An imposing collection of short stories linked by the characters, Elizabeth Ellen crafts a relentless narrative that twists and plummets, conflating empathy with enabling and specifically challenging preconceived notions about the unspoken rules that dictate us. In particular, the accepted ideas about friendship, trust, and who can associate with whom. The main character of Saul Stories, an unnamed narrator, is so unlikable – an emotionally stunted “artist” living of a trust fund with no direction while financing a posse of delinquent eighth graders – that distrust for her intentions is imminent and fierce. The stories, however, are told with such brutal honesty and emotional uncertainty that her humanity takes on its own form and that form becomes the most relatable character in the book. It’s so easy to find oneself rooting for the narrator to win although it’s never clear what the stakes actually are or what any character in Saul Stories stands to win.

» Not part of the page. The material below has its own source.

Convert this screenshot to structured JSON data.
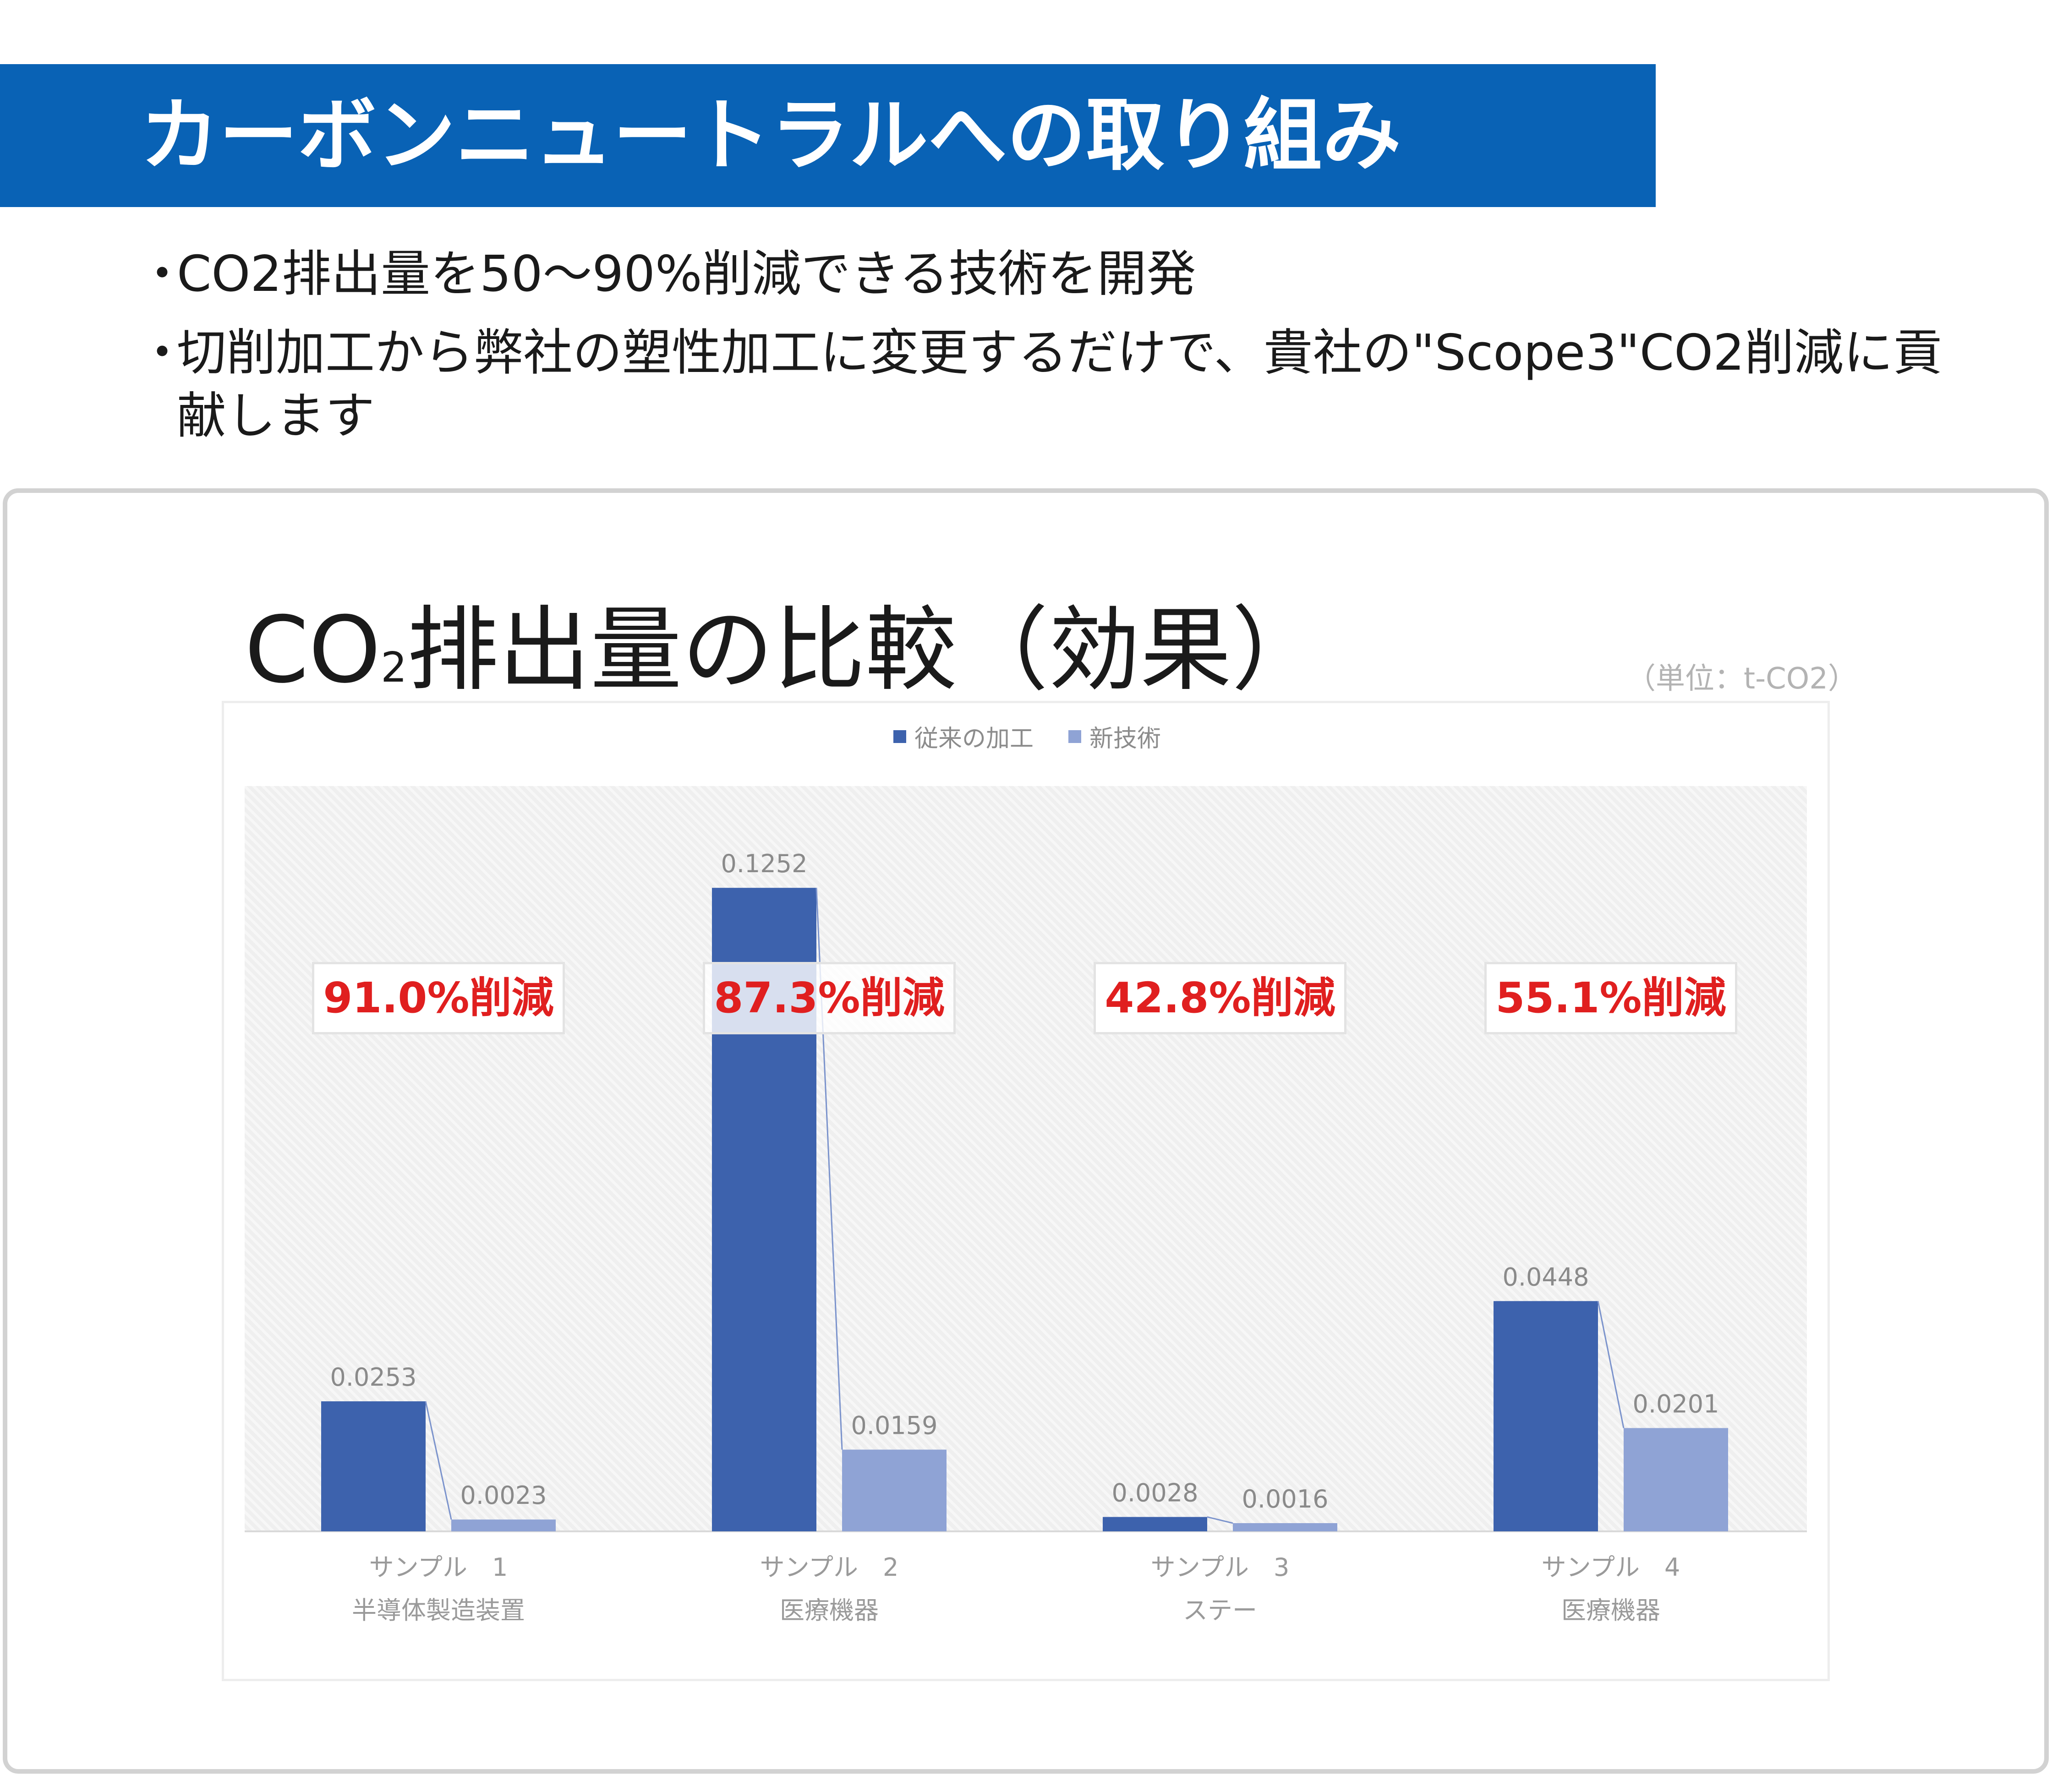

Ellen never hits the reader in the face with any of this, though. The stories pummel through time, leaving the inevitable conflict and ugly parts implied like whispers in the community; like dirty looks from illustrious older white men who’ve invested a lot of money in something you obviously are supposed to be grateful for. It’s there. You feel it and everyone else does, too, yet no one ever talks about it. Ellen’s writing is masterful as Saul Stories reads like a candid conversation with an affable acquaintance that just shares too much and doesn’t give a fuck what you think. She never tries to sway the reader’s opinion or stance, merely gives an accurate review of the situation from one side of the story.
Smart without pretense, discontented without angst, uncomfortably funny and painstakingly direct, it’s almost cliché to laud Saul Stories as Lolita for the internet age, but it’s also hard to miss that assessment.